China Eastern Airlines Boeing 737-800 crashed in the mountains of Southern China Monday morning as it speedily descended at low altitude. The airline sent a message to relatives connected with passengers in the plane. They do not know if there was anyone among the 132 passengers who survived the crash.

The Boeing 737 plane was seen hitting the Guangxi mountains where fire and smoke emitted in the landscape. Rain made it more difficult for rescuers to perform their mission in finding surviving passengers in the crash site. 1,000 firefighters and 100 local military members immediately rushed to the crashing site to enable safety operations. This crash has been one of the deadliest accidents since the 1990s, but the strong weathering of the rain and wind dampened the hopes of families and locals that there is a survivor out there in the plane crash,

The terrifying crash in Southern China is a reflection towards Boeing’s history of plane crashes in the past couple of years. Boeing was a well-respected air transportation manufacturer that transcended high technology from all over the world. When Boeing merged their company with McDonnell Douglas in 1997, the quality of the planes worsened because the mission of Boeing became profit-focused rather than safety-focused. In Downfall: The Case Against Boeing, Wall Street Journal reporter Andy Pasztor focused on the two brand-new 737 Max airplanes that crashed within a few weeks of each other. It is revealed that the pilots did not receive proper training for the MCAS system which pushed the nose of the plane down when it reached the dangers in elevating at a certain altitude. The MCAS system is made to stabilize the flight, but it came at the cost of hundreds of passengers whose families are still, to this date, making Boeing responsible for the loss of their loved ones.

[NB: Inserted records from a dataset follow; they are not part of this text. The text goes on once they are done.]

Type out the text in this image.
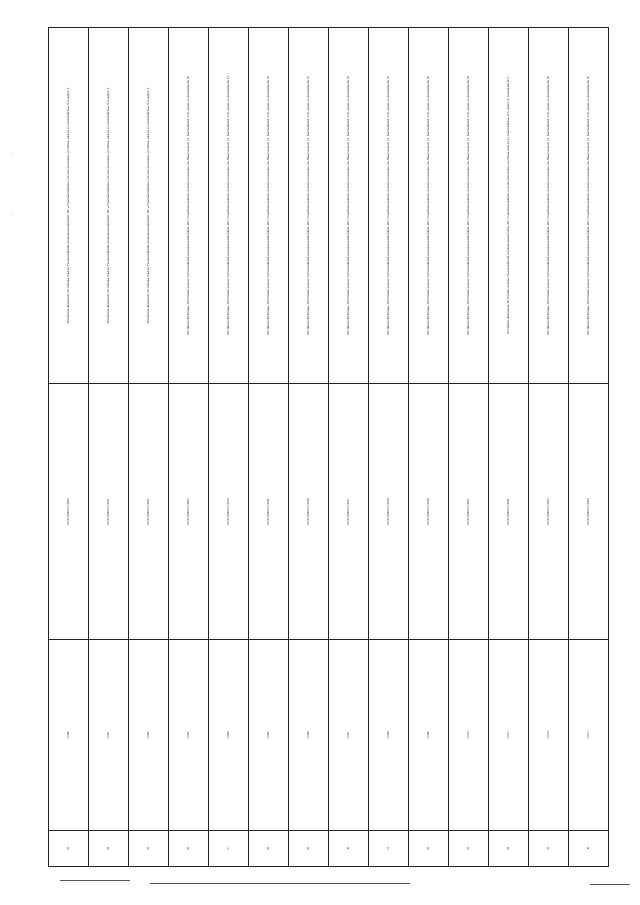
23	17460	01:05:2900013:14549	Российская Федерация, Республика Адыгея, Тахтамукайский муниципальный район, МО «Старобжегокайское сельское поселение» аул Новая Адыгея, ул. Бжегокайская, 31/6, корпус 4
24	17461	01:05:2900013:14551	Российская Федерация, Республика Адыгея, Тахтамукайский муниципальный район, МО «Старобжегокайское сельское поселение» аул Новая Адыгея, ул. Бжегокайская, 31/6, корпус 4
25	17462	01:05:2900013:14552	Российская Федерация, Республика Адыгея, Тахтамукайский муниципальный район, МО «Старобжегокайское сельское поселение» аул Новая Адыгея, ул. Бжегокайская, 31/6, корпус 4
26	17463	01:05:2900013:14553	Российская Федерация, Республика Адыгея, Тахтамукайский муниципальный район, МО «Старобжегокайское сельское поселение» аул Новая Адыгея, ул. Бжегокайская, 31/6, корпус 4, помещение № 20
27	17464	01:05:2900013:14554	Российская Федерация, Республика Адыгея, Тахтамукайский муниципальный район, МО «Старобжегокайское сельское поселение» аул Новая Адыгея, ул. Бжегокайская, 31/6, корпус 4, помещение № 21
28	17465	01:05:2900013:14555	Российская Федерация, Республика Адыгея, Тахтамукайский муниципальный район, МО «Старобжегокайское сельское поселение» аул Новая Адыгея, ул. Бжегокайская, 31/6, корпус 4, помещение № 22
29	17466	01:05:2900013:14556	Российская Федерация, Республика Адыгея, Тахтамукайский муниципальный район, МО «Старобжегокайское сельское поселение» аул Новая Адыгея, ул. Бжегокайская, 31/6, корпус 4, помещение № 23
30	17467	01:05:2900013:14557	Российская Федерация, Республика Адыгея, Тахтамукайский муниципальный район, МО «Старобжегокайское сельское поселение» аул Новая Адыгея, ул. Бжегокайская, 31/6, корпус 4, помещение № 24
31	17468	01:05:2900013:14558	Российская Федерация, Республика Адыгея, Тахтамукайский муниципальный район, МО «Старобжегокайское сельское поселение» аул Новая Адыгея, ул. Бжегокайская, 31/6, корпус 4, помещение № 25
32	17469	01:05:2900013:14559	Российская Федерация, Республика Адыгея, Тахтамукайский муниципальный район, МО «Старобжегокайское сельское поселение» аул Новая Адыгея, ул. Бжегокайская, 31/6, корпус 4, помещение № 26
33	17470	01:05:2900013:14561	Российская Федерация, Республика Адыгея, Тахтамукайский муниципальный район, МО «Старобжегокайское сельское поселение» аул Новая Адыгея, ул. Бжегокайская, 31/6, корпус 4, помещение № 28
34	17471	01:05:2900013:14562	Российская Федерация, Республика Адыгея, Тахтамукайский муниципальный район, МО «Старобжегокайское сельское поселение» аул Новая Адыгея, ул. Бжегокайская, 31/6, корпус 4, помещение № 2
35	17472	01:05:2900013:14563	Российская Федерация, Республика Адыгея, Тахтамукайский муниципальный район, МО «Старобжегокайское сельское поселение» аул Новая Адыгея, ул. Бжегокайская, 31/6, корпус 4, помещение № 29
36	17473	01:05:2900013:14564	Российская Федерация, Республика Адыгея, Тахтамукайский муниципальный район, МО «Старобжегокайское сельское поселение» аул Новая Адыгея, ул. Бжегокайская, 31/6, корпус 4, помещение № 30
·
·
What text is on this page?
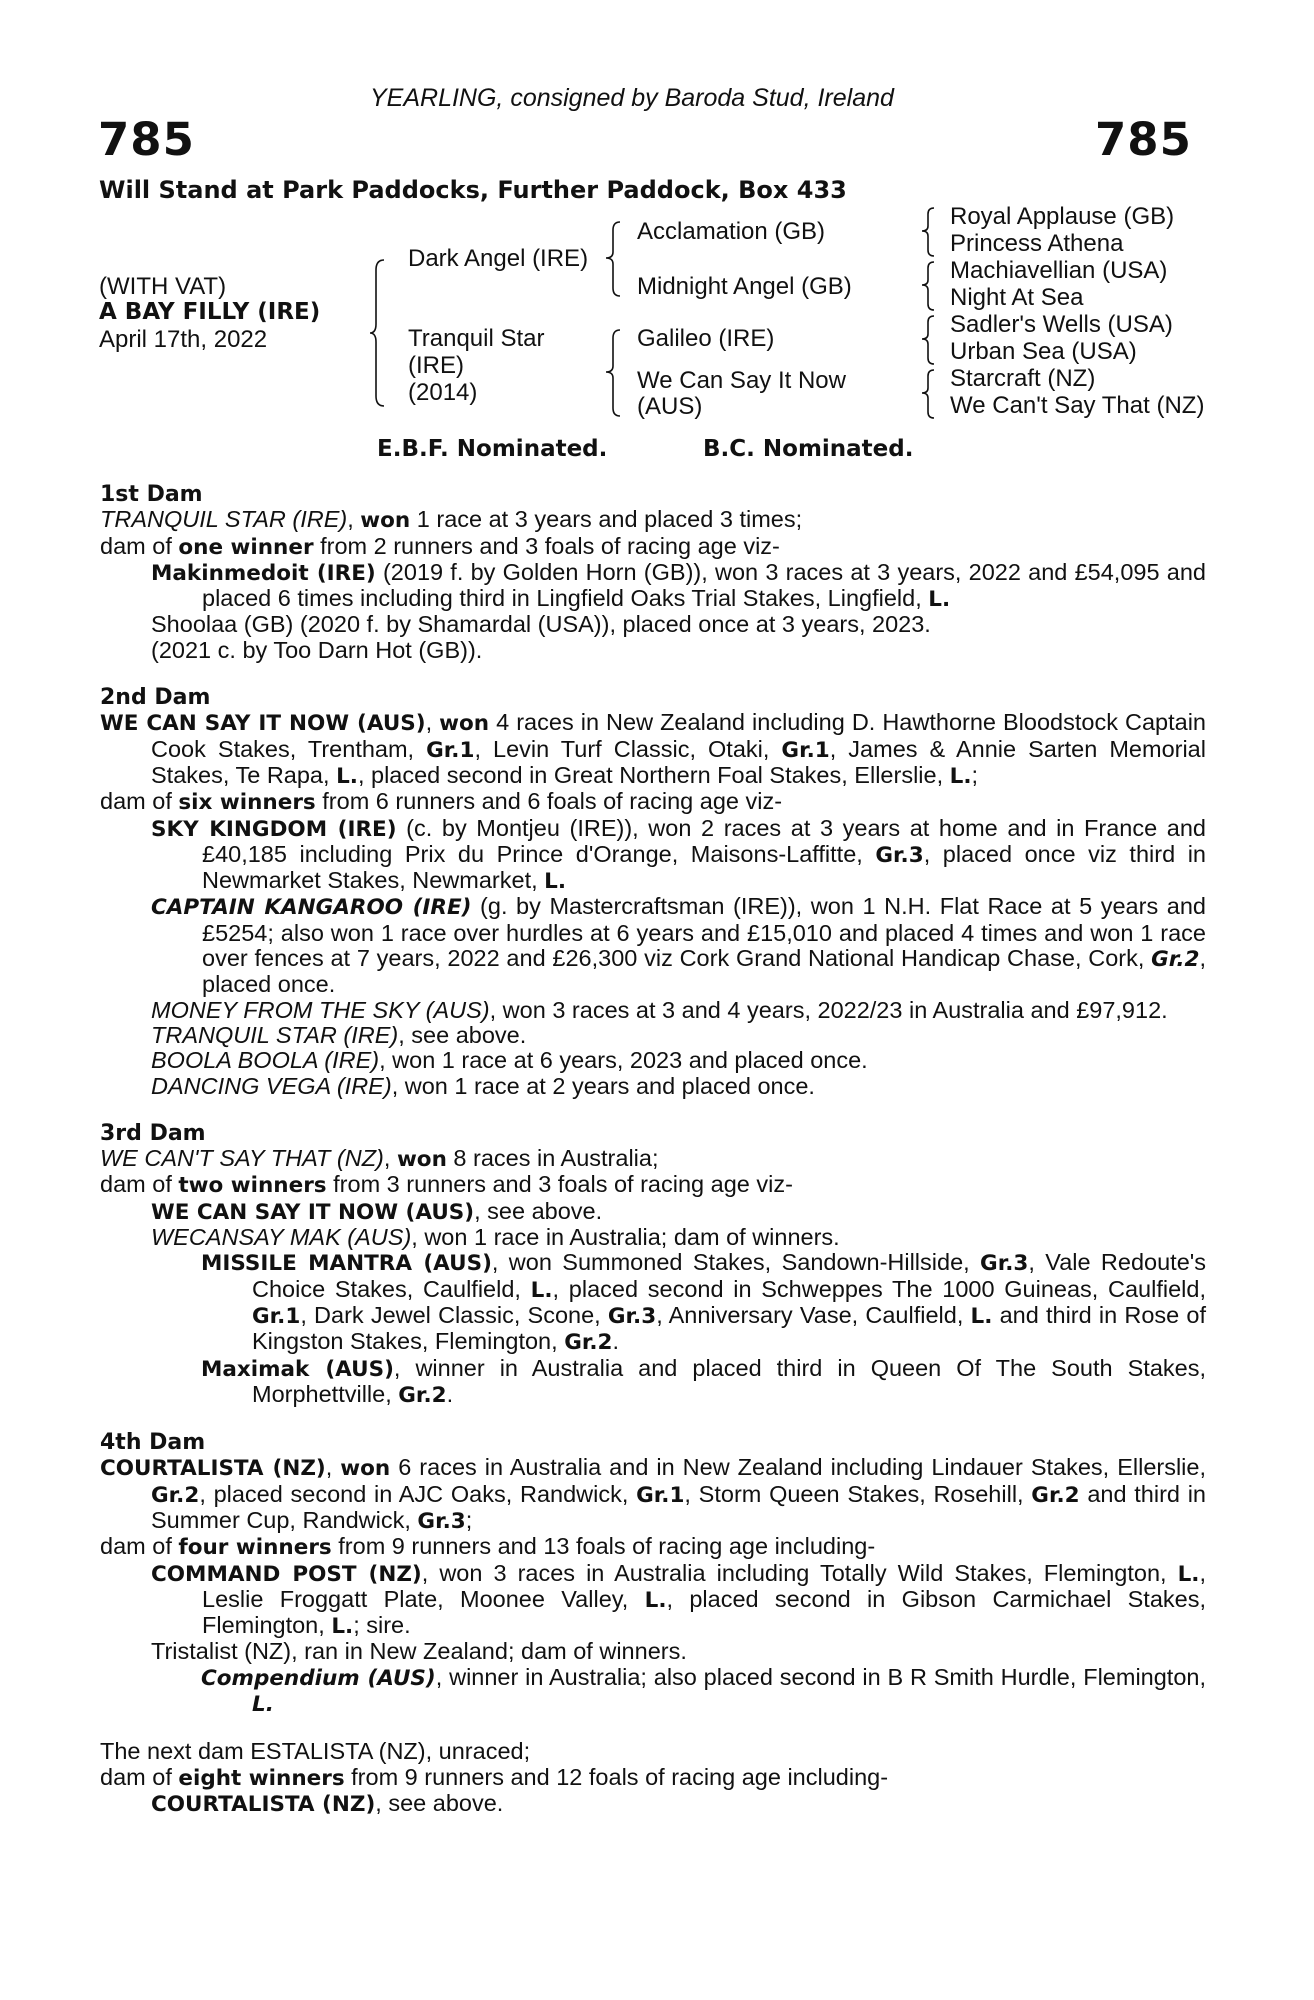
YEARLING, consigned by Baroda Stud, Ireland
785	785
Will Stand at Park Paddocks, Further Paddock, Box 433
(WITH VAT)
A BAY FILLY (IRE)
April 17th, 2022
Dark Angel (IRE)
Tranquil Star
(IRE)
(2014)
Acclamation (GB)
Midnight Angel (GB)
Galileo (IRE)
We Can Say It Now
(AUS)
Royal Applause (GB)
Princess Athena
Machiavellian (USA)
Night At Sea
Sadler's Wells (USA)
Urban Sea (USA)
Starcraft (NZ)
We Can't Say That (NZ)
E.B.F. Nominated.	B.C. Nominated.
1st Dam
TRANQUIL STAR (IRE), won 1 race at 3 years and placed 3 times;
dam of one winner from 2 runners and 3 foals of racing age viz-
Makinmedoit (IRE) (2019 f. by Golden Horn (GB)), won 3 races at 3 years, 2022 and £54,095 and placed 6 times including third in Lingfield Oaks Trial Stakes, Lingfield, L.
Shoolaa (GB) (2020 f. by Shamardal (USA)), placed once at 3 years, 2023.
(2021 c. by Too Darn Hot (GB)).
2nd Dam
WE CAN SAY IT NOW (AUS), won 4 races in New Zealand including D. Hawthorne Bloodstock Captain Cook Stakes, Trentham, Gr.1, Levin Turf Classic, Otaki, Gr.1, James & Annie Sarten Memorial Stakes, Te Rapa, L., placed second in Great Northern Foal Stakes, Ellerslie, L.;
dam of six winners from 6 runners and 6 foals of racing age viz-
SKY KINGDOM (IRE) (c. by Montjeu (IRE)), won 2 races at 3 years at home and in France and £40,185 including Prix du Prince d'Orange, Maisons-Laffitte, Gr.3, placed once viz third in Newmarket Stakes, Newmarket, L.
CAPTAIN KANGAROO (IRE) (g. by Mastercraftsman (IRE)), won 1 N.H. Flat Race at 5 years and £5254; also won 1 race over hurdles at 6 years and £15,010 and placed 4 times and won 1 race over fences at 7 years, 2022 and £26,300 viz Cork Grand National Handicap Chase, Cork, Gr.2, placed once.
MONEY FROM THE SKY (AUS), won 3 races at 3 and 4 years, 2022/23 in Australia and £97,912.
TRANQUIL STAR (IRE), see above.
BOOLA BOOLA (IRE), won 1 race at 6 years, 2023 and placed once.
DANCING VEGA (IRE), won 1 race at 2 years and placed once.
3rd Dam
WE CAN'T SAY THAT (NZ), won 8 races in Australia;
dam of two winners from 3 runners and 3 foals of racing age viz-
WE CAN SAY IT NOW (AUS), see above.
WECANSAY MAK (AUS), won 1 race in Australia; dam of winners.
MISSILE MANTRA (AUS), won Summoned Stakes, Sandown-Hillside, Gr.3, Vale Redoute's Choice Stakes, Caulfield, L., placed second in Schweppes The 1000 Guineas, Caulfield, Gr.1, Dark Jewel Classic, Scone, Gr.3, Anniversary Vase, Caulfield, L. and third in Rose of Kingston Stakes, Flemington, Gr.2.
Maximak (AUS), winner in Australia and placed third in Queen Of The South Stakes, Morphettville, Gr.2.
4th Dam
COURTALISTA (NZ), won 6 races in Australia and in New Zealand including Lindauer Stakes, Ellerslie, Gr.2, placed second in AJC Oaks, Randwick, Gr.1, Storm Queen Stakes, Rosehill, Gr.2 and third in Summer Cup, Randwick, Gr.3;
dam of four winners from 9 runners and 13 foals of racing age including-
COMMAND POST (NZ), won 3 races in Australia including Totally Wild Stakes, Flemington, L., Leslie Froggatt Plate, Moonee Valley, L., placed second in Gibson Carmichael Stakes, Flemington, L.; sire.
Tristalist (NZ), ran in New Zealand; dam of winners.
Compendium (AUS), winner in Australia; also placed second in B R Smith Hurdle, Flemington, L.
The next dam ESTALISTA (NZ), unraced;
dam of eight winners from 9 runners and 12 foals of racing age including-
COURTALISTA (NZ), see above.
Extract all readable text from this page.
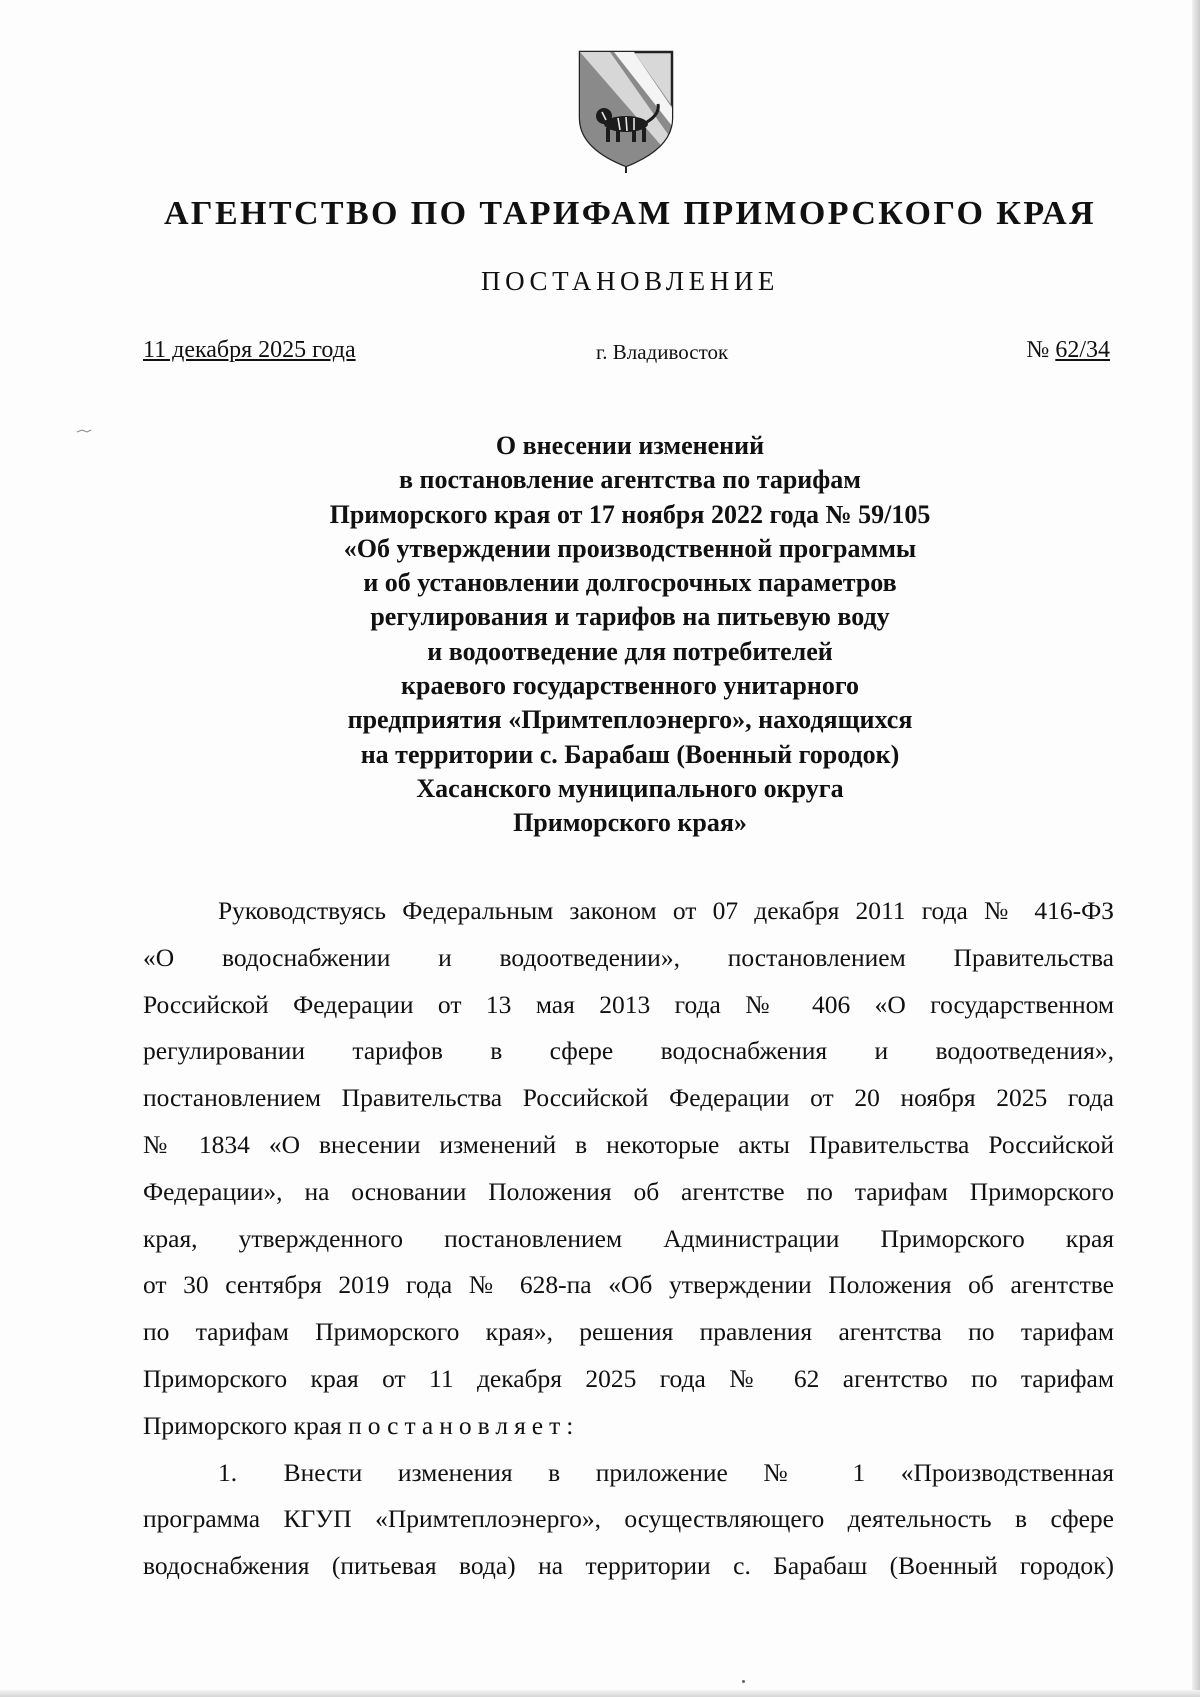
АГЕНТСТВО ПО ТАРИФАМ ПРИМОРСКОГО КРАЯ
ПОСТАНОВЛЕНИЕ
11 декабря 2025 года	г. Владивосток	№ 62/34
О внесении изменений
в постановление агентства по тарифам
Приморского края от 17 ноября 2022 года № 59/105
«Об утверждении производственной программы
и об установлении долгосрочных параметров
регулирования и тарифов на питьевую воду
и водоотведение для потребителей
краевого государственного унитарного
предприятия «Примтеплоэнерго», находящихся
на территории с. Барабаш (Военный городок)
Хасанского муниципального округа
Приморского края»

Руководствуясь Федеральным законом от 07 декабря 2011 года № 416-ФЗ
«О водоснабжении и водоотведении», постановлением Правительства
Российской Федерации от 13 мая 2013 года № 406 «О государственном
регулировании тарифов в сфере водоснабжения и водоотведения»,
постановлением Правительства Российской Федерации от 20 ноября 2025 года
№ 1834 «О внесении изменений в некоторые акты Правительства Российской
Федерации», на основании Положения об агентстве по тарифам Приморского
края, утвержденного постановлением Администрации Приморского края
от 30 сентября 2019 года № 628-па «Об утверждении Положения об агентстве
по тарифам Приморского края», решения правления агентства по тарифам
Приморского края от 11 декабря 2025 года № 62 агентство по тарифам
Приморского края постановляет:

1. Внести изменения в приложение № 1 «Производственная
программа КГУП «Примтеплоэнерго», осуществляющего деятельность в сфере
водоснабжения (питьевая вода) на территории с. Барабаш (Военный городок)
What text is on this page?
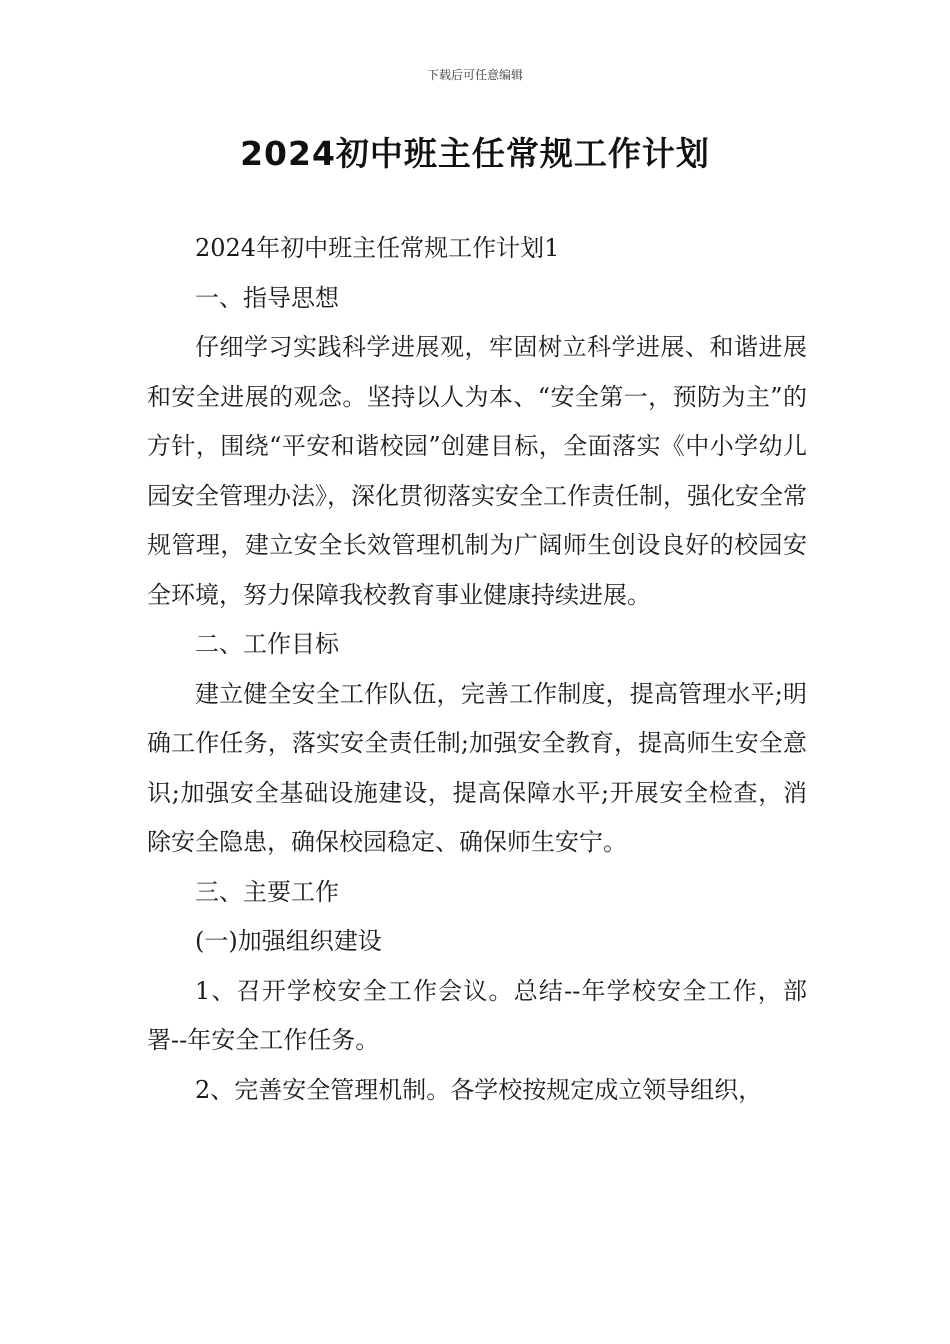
下载后可任意编辑
2024初中班主任常规工作计划

2024年初中班主任常规工作计划1

一、指导思想

仔细学习实践科学进展观，牢固树立科学进展、和谐进展和安全进展的观念。坚持以人为本、“安全第一，预防为主”的方针，围绕“平安和谐校园”创建目标，全面落实《中小学幼儿园安全管理办法》，深化贯彻落实安全工作责任制，强化安全常规管理，建立安全长效管理机制为广阔师生创设良好的校园安全环境，努力保障我校教育事业健康持续进展。

二、工作目标

建立健全安全工作队伍，完善工作制度，提高管理水平;明确工作任务，落实安全责任制;加强安全教育，提高师生安全意识;加强安全基础设施建设，提高保障水平;开展安全检查，消除安全隐患，确保校园稳定、确保师生安宁。

三、主要工作

(一)加强组织建设

1、召开学校安全工作会议。总结--年学校安全工作，部署--年安全工作任务。

2、完善安全管理机制。各学校按规定成立领导组织，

The new 737 Max airplanes stopped its services worldwide when the world had seen the lives it had taken in the aftermath of the crashes in Indonesia and Ethiopia. 20 months after the crash in Ethiopia, Boeing made multiple changes to their aircraft’s structure to bring back their focus on safety to their passengers and approved for service overseas. China waited a little longer to approve the service of the 737 Max airplane. Chinese airlines are making changes to Boeing’s airplanes before taking flight again.

At what further cost will Boeing need to make to shift its focus on the safety of their passengers over profit? As horrible as the events have unraveled in people’s eyes, relatives are left wondering if their loved ones are ever alive under the tattered debris.